„Groźba zamknięcia medycyny jest realna” – powiedział w Mocnej Rozmowie Marek Suski, poseł Prawa i Sprawiedliwości. Jego zdaniem kierunek lekarski na UTH nie spełnia wymogów do kształcenia lekarzy i jeśli nic się nie zmieni – uczelnia go straci
Na kierunku lekarskim na Uniwersytecie Technologiczno-Humanistycznym w Radomiu studiuje blisko 300 osób. 6-ciu studentów odeszło. Jeśli medycyna zostanie zamknięta, pozostali zostaną przeniesieni na inne uczelnie. A groźba jest realna. Marek Suski poseł Prawa i Sprawiedliwości przyznał w Mocnej rozmowie, że brak odpowiednich warunków to brak kierunku lekarskiego.

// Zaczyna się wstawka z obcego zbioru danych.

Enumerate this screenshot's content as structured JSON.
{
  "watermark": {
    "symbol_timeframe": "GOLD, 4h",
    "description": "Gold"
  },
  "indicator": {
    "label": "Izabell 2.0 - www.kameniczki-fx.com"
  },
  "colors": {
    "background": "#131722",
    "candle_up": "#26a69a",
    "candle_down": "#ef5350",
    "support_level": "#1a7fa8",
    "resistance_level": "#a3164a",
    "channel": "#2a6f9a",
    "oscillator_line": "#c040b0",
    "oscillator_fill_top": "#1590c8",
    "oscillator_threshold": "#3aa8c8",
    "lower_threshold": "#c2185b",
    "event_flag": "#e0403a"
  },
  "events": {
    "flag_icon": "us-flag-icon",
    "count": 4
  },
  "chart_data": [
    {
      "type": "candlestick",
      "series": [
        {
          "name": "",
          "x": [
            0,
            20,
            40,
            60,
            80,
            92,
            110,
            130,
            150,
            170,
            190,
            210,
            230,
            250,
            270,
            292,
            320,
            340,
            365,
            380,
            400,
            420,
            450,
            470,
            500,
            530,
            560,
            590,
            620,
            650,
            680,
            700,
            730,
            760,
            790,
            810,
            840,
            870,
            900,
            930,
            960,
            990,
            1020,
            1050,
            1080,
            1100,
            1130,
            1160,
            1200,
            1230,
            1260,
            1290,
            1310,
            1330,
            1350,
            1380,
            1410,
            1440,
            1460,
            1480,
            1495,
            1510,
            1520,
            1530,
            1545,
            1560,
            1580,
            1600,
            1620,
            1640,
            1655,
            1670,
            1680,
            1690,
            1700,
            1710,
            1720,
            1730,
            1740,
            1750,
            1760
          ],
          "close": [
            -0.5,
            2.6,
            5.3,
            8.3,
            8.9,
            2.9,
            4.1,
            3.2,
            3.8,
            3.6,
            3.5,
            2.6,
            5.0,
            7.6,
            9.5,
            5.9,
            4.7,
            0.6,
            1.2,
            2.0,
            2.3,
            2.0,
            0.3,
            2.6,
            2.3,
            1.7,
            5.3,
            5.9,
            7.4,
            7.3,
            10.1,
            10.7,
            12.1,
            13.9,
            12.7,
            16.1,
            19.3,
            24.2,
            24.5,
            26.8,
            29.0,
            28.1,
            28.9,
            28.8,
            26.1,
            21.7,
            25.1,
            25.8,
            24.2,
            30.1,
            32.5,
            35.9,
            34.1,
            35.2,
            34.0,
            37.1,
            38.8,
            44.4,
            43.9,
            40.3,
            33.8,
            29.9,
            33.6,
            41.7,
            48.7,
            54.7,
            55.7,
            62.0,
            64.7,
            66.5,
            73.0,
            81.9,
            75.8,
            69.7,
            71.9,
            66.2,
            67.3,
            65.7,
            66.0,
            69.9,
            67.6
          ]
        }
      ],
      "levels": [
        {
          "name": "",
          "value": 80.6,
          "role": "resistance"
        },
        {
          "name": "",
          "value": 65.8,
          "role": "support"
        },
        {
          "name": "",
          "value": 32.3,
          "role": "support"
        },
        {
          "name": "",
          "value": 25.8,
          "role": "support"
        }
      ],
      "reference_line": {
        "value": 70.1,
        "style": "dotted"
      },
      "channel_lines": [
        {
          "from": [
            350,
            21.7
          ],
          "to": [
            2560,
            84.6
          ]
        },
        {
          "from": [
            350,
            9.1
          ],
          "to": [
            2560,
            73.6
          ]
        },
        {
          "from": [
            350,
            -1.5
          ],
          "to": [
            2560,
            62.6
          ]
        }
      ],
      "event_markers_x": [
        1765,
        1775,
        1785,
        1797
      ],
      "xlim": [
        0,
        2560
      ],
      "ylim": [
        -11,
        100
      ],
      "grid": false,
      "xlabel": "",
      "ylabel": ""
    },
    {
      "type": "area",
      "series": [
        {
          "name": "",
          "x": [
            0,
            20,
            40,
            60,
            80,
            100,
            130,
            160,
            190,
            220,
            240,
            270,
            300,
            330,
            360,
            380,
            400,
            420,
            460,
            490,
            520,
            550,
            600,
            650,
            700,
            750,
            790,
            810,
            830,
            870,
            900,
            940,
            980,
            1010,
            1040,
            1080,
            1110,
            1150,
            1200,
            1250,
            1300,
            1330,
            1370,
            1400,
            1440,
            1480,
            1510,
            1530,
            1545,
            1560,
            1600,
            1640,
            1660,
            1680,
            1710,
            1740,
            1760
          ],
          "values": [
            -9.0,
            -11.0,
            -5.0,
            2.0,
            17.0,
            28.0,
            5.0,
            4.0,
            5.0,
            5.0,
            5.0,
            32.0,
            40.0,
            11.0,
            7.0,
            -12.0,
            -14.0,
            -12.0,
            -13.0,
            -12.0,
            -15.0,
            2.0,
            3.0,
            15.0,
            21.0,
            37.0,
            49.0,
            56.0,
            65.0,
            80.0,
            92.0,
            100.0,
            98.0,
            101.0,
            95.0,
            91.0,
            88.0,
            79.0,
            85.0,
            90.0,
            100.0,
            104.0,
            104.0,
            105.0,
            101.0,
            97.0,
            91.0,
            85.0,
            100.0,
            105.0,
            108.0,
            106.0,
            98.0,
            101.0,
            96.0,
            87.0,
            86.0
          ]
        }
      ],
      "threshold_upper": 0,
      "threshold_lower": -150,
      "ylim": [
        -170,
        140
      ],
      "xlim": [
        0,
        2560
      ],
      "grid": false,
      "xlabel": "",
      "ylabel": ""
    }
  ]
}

Jak tłumaczy parlamentarzysta – władze uniwersytetu nie wykonały pokontrolnych zaleceń Komisji Akredytacyjnej i kierunek nie spełnia podstawowych wymogów do kształcenia lekarzy.
A zarzuty są poważne. Uczelnia nie ma prosektorium – jest jedynie decyzja o warunkach zabudowy na dostosowanie obiektu, w którym ma ono powstać. Chodzi o część budynku Wydziału Materiałoznawstwa i Technologii Wzornictwa przy ul. Chrobrego 27. Zajęcia z patomorfologii w tym semestrze nawet się nie zaczęły, a powinny się zakończyć się w styczniu. Rozwiązanie jest tylko jedno – mówi poseł Suski.
To nie wszystko. Nadal są też zastrzeżenia co do wyposażenia i pracowni oraz skuteczności sposobu doboru treści programowych i metod kształcenia.
Los medycyny zależy od opinii Polskiej Komisji Akredytacyjnej. Ta pierwsza, wydana w październiku, była negatywna. Uczelnia odwołała się od niej, ale nie otrzymała jeszcze odpowiedzi.